Our film credits include hit horror-comedies Wolfcop and Another Wolfcop, Milton’s Secret starring Donald Sutherland and Michelle Rodriguez, Defendor starring Woody Harrelson, and Pretend We’re Kissing with Zoe Kravitz, to name a few.
Throughout the years we have also continued to build our television portfolio. In 2017, we teamed up with US cable network powerhouse REELZ to produce four 10-part series. This marked the largest block of production that REELZ did with any single production company in North America that year!
We have worked hard over the past ten years to tap into branded content and the digital space with projects like MTV’s McMorris and McMorris (Red Bull), Our Family Vacation (Canon), The Project: Guatamala (Group M), The 2008 Mitsubishi City Chase (CBC), Canada’s Best Beauty Talent (Rogers Media and L’Oreal Paris), and most recently Like a Tourist (Hilton Hotel Group), Two Minutes to Transform, and Young Money with HuffPost Canada Studios and AOL.
What inspired you to become an entrepreneur?
I have always had the entrepreneurial spirit within me. It was great to get experience in a corporate job right out of university as it helped me realize that the corporate lifestyle and structure wasn’t the right fit for me.

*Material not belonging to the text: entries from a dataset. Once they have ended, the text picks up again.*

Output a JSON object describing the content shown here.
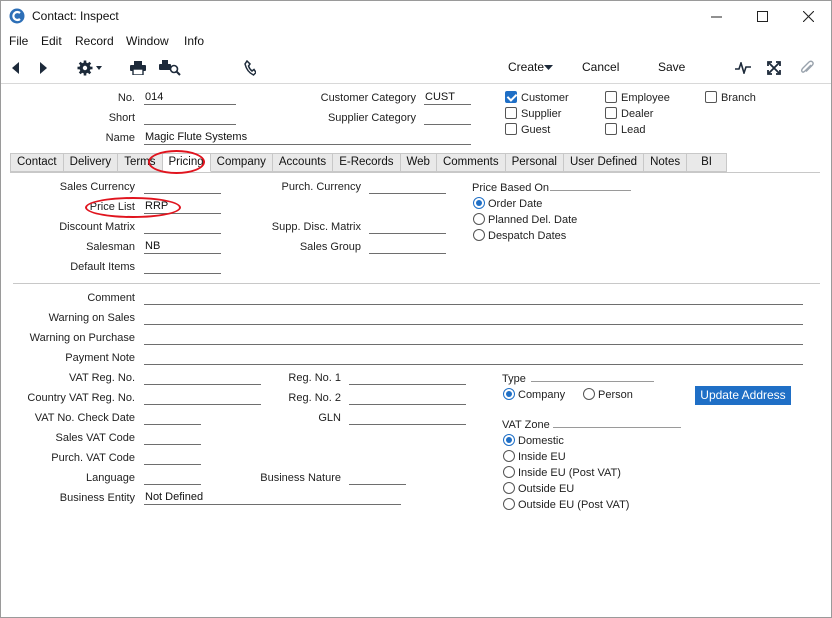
{
  "window": {
    "title": "Contact: Inspect"
  },
  "menu": [
    "File",
    "Edit",
    "Record",
    "Window",
    "Info"
  ],
  "toolbar": {
    "create_label": "Create",
    "cancel_label": "Cancel",
    "save_label": "Save"
  },
  "header": {
    "no_label": "No.",
    "no_value": "014",
    "short_label": "Short",
    "short_value": "",
    "name_label": "Name",
    "name_value": "Magic Flute Systems",
    "cust_cat_label": "Customer Category",
    "cust_cat_value": "CUST",
    "supp_cat_label": "Supplier Category",
    "supp_cat_value": ""
  },
  "checkboxes": {
    "customer": {
      "label": "Customer",
      "checked": true
    },
    "supplier": {
      "label": "Supplier",
      "checked": false
    },
    "guest": {
      "label": "Guest",
      "checked": false
    },
    "employee": {
      "label": "Employee",
      "checked": false
    },
    "dealer": {
      "label": "Dealer",
      "checked": false
    },
    "lead": {
      "label": "Lead",
      "checked": false
    },
    "branch": {
      "label": "Branch",
      "checked": false
    }
  },
  "tabs": [
    "Contact",
    "Delivery",
    "Terms",
    "Pricing",
    "Company",
    "Accounts",
    "E-Records",
    "Web",
    "Comments",
    "Personal",
    "User Defined",
    "Notes",
    "BI"
  ],
  "active_tab": "Pricing",
  "pricing": {
    "sales_currency_label": "Sales Currency",
    "sales_currency_value": "",
    "price_list_label": "Price List",
    "price_list_value": "RRP",
    "discount_matrix_label": "Discount Matrix",
    "discount_matrix_value": "",
    "salesman_label": "Salesman",
    "salesman_value": "NB",
    "default_items_label": "Default Items",
    "default_items_value": "",
    "purch_currency_label": "Purch. Currency",
    "purch_currency_value": "",
    "supp_disc_matrix_label": "Supp. Disc. Matrix",
    "supp_disc_matrix_value": "",
    "sales_group_label": "Sales Group",
    "sales_group_value": "",
    "price_based_on_label": "Price Based On",
    "price_based_on_options": [
      "Order Date",
      "Planned Del. Date",
      "Despatch Dates"
    ],
    "price_based_on_selected": 0
  },
  "lower": {
    "comment_label": "Comment",
    "warning_sales_label": "Warning on Sales",
    "warning_purchase_label": "Warning on Purchase",
    "payment_note_label": "Payment Note",
    "vat_reg_label": "VAT Reg. No.",
    "country_vat_label": "Country VAT Reg. No.",
    "vat_check_date_label": "VAT No. Check Date",
    "sales_vat_code_label": "Sales VAT Code",
    "purch_vat_code_label": "Purch. VAT Code",
    "language_label": "Language",
    "business_entity_label": "Business Entity",
    "business_entity_value": "Not Defined",
    "reg1_label": "Reg. No. 1",
    "reg2_label": "Reg. No. 2",
    "gln_label": "GLN",
    "business_nature_label": "Business Nature",
    "type_label": "Type",
    "type_options": [
      "Company",
      "Person"
    ],
    "type_selected": 0,
    "update_address_label": "Update Address",
    "vat_zone_label": "VAT Zone",
    "vat_zone_options": [
      "Domestic",
      "Inside EU",
      "Inside EU (Post VAT)",
      "Outside EU",
      "Outside EU (Post VAT)"
    ],
    "vat_zone_selected": 0
  },
  "colors": {
    "accent": "#1f6fc6",
    "highlight_oval": "#e0141e"
  }
}
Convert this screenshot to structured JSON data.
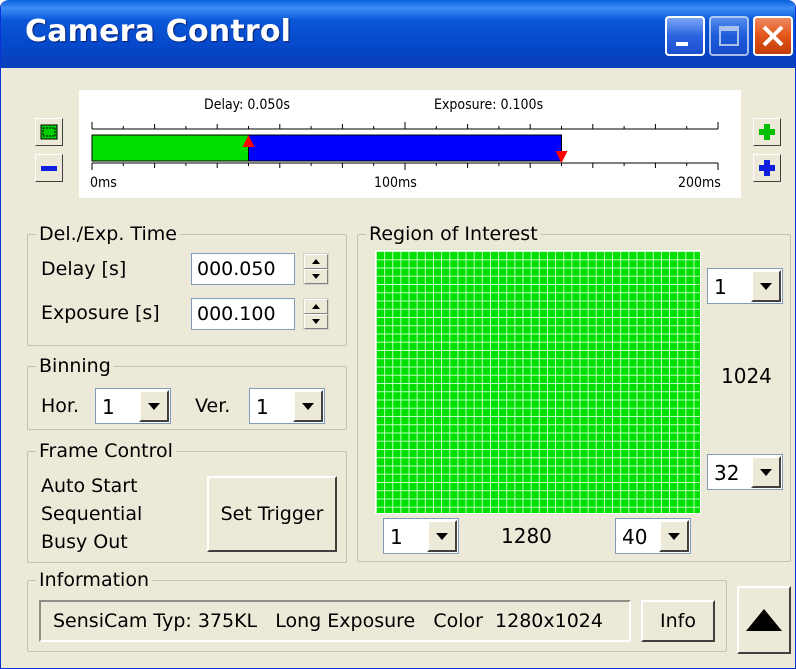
{
  "window": {
    "title": "Camera Control"
  },
  "timeline": {
    "delay_label": "Delay: 0.050s",
    "exposure_label": "Exposure: 0.100s",
    "axis_labels": [
      "0ms",
      "100ms",
      "200ms"
    ],
    "delay_s": 0.05,
    "exposure_s": 0.1,
    "range_ms": 200,
    "delay_color": "#00e000",
    "exposure_color": "#0000ff",
    "marker_color": "#ff0000"
  },
  "del_exp": {
    "group_label": "Del./Exp. Time",
    "delay_label": "Delay [s]",
    "delay_value": "000.050",
    "exposure_label": "Exposure [s]",
    "exposure_value": "000.100"
  },
  "binning": {
    "group_label": "Binning",
    "hor_label": "Hor.",
    "hor_value": "1",
    "ver_label": "Ver.",
    "ver_value": "1"
  },
  "frame_control": {
    "group_label": "Frame Control",
    "items": [
      "Auto Start",
      "Sequential",
      "Busy Out"
    ],
    "set_trigger_label": "Set Trigger"
  },
  "roi": {
    "group_label": "Region of Interest",
    "right_top_value": "1",
    "height_value": "1024",
    "right_bottom_value": "32",
    "bottom_left_value": "1",
    "width_value": "1280",
    "bottom_right_value": "40",
    "grid_color": "#00e000"
  },
  "information": {
    "group_label": "Information",
    "text": "SensiCam Typ: 375KL   Long Exposure   Color  1280x1024",
    "info_button": "Info"
  },
  "icons": {
    "minimize": "minimize-icon",
    "maximize": "maximize-icon",
    "close": "close-icon",
    "zoom_fit": "zoom-fit-icon",
    "zoom_out": "zoom-out-icon",
    "zoom_in_green": "green-plus-icon",
    "zoom_in_blue": "blue-plus-icon",
    "collapse": "triangle-up-icon"
  }
}
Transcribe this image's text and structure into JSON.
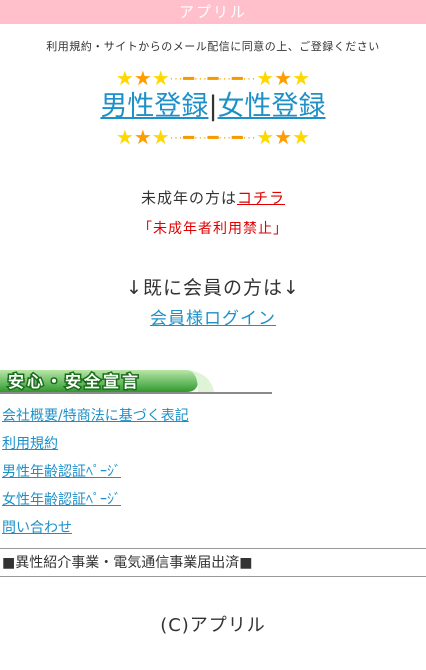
{
  "header": {
    "title": "アプリル"
  },
  "consent_text": "利用規約・サイトからのメール配信に同意の上、ご登録ください",
  "colors": {
    "header_bg": "#ffc0cb",
    "link": "#1e90c8",
    "warning": "#e10000",
    "banner_green": "#3fa33f"
  },
  "register": {
    "male_label": "男性登録",
    "separator": "|",
    "female_label": "女性登録"
  },
  "minors": {
    "prefix": "未成年の方は",
    "link_label": "コチラ",
    "warning": "「未成年者利用禁止」"
  },
  "member": {
    "prompt": "↓既に会員の方は↓",
    "login_label": "会員様ログイン"
  },
  "safety_banner": {
    "text": "安心・安全宣言"
  },
  "links": [
    {
      "label": "会社概要/特商法に基づく表記",
      "name": "company-info-link"
    },
    {
      "label": "利用規約",
      "name": "terms-link"
    },
    {
      "label": "男性年齢認証ﾍﾟｰｼﾞ",
      "name": "male-age-verification-link"
    },
    {
      "label": "女性年齢認証ﾍﾟｰｼﾞ",
      "name": "female-age-verification-link"
    },
    {
      "label": "問い合わせ",
      "name": "contact-link"
    }
  ],
  "notice": "■異性紹介事業・電気通信事業届出済■",
  "copyright": "(C)アプリル"
}
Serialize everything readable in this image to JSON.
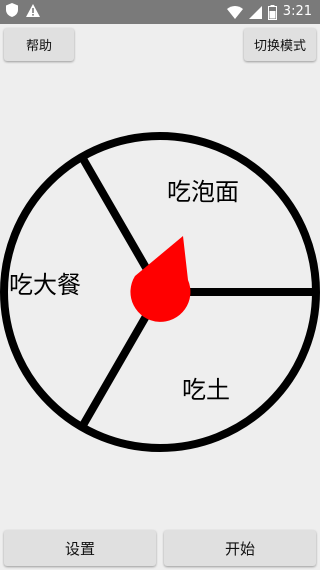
{
  "status_bar": {
    "time": "3:21"
  },
  "toolbar": {
    "help_label": "帮助",
    "mode_label": "切换模式"
  },
  "wheel": {
    "options": [
      {
        "label": "吃泡面"
      },
      {
        "label": "吃大餐"
      },
      {
        "label": "吃土"
      }
    ],
    "pointer_color": "#ff0000"
  },
  "footer": {
    "settings_label": "设置",
    "start_label": "开始"
  },
  "colors": {
    "background": "#eeeeee",
    "button": "#e0e0e0",
    "status_bar": "#7a7a7a"
  }
}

It was important to me to never settle in a job that I didn’t love, so when I realized that the company culture, process, and ideals that I wanted to be a part of didn’t exist it was up to me to build it myself.
As an artist and an entrepreneur, do you find it be difficult to align your artistic goals with your business goals? Why or why not?
I haven’t had any difficulty aligning my artistic goals with my business goals because I have always approached the concept of being an artist as not having to sacrifice the concept of building a business.
I am always trying to find the middle ground between these seemingly polar opposites. I am in the business of telling stories and to be successful in this business your artistic goals and business goals have to be in harmony.
My field is creative, organic, and artistic but I always have to remember that it is still a business. You have to put your artistic passion and skills behind projects where you know your potential ROI is higher. After over two decades in this industry, I feel confident in knowing what works well and what doesn’t.
The film industry is constantly changing. How do you ensure that your company is adapting to new trends?
Now more than ever the audience determines your success. Thanks to technology, there are exponentially more content streams available. There are more people out there producing content and more platforms where content lives. Your content has to capture the audience and make them want to lean in and listen. At Buck, we believe that all engaging content starts with a great idea. Once you have that great idea, it comes down to the execution. A good idea that is poorly executed frustrates audiences, but a good idea executed extremely well captures their attention.
What’s next for you and your production company?
We have focused so much over the past few years on diversifying our content and continuing to build our portfolio that now we have to be more selective and show restraint when choosing projects.
Volume has never been our secret to success. The quality of our work and stories have always been at the cornerstone of Buck’s success and growth. We are fortunate enough to be in a position where we’re working on a colossal amount of content that we are passionate about. We now need to be more conscious of our decisions and move forward with the best stories that are close to our values and mission.
What advice would you give to someone who wanted to follow in your footsteps?
My advice for entrepreneurs is simple – never give up. Entrepreneurs are the modern day pioneers of the world. You are often there first and it can be a challenging journey but one that is more rewarding then you could ever possibly imagine. In the early days of Buck, I was driven by blind optimism and fear. Sometimes it can be easy to let the fear and the difficult days get the best of you but you always have to remember to never give up.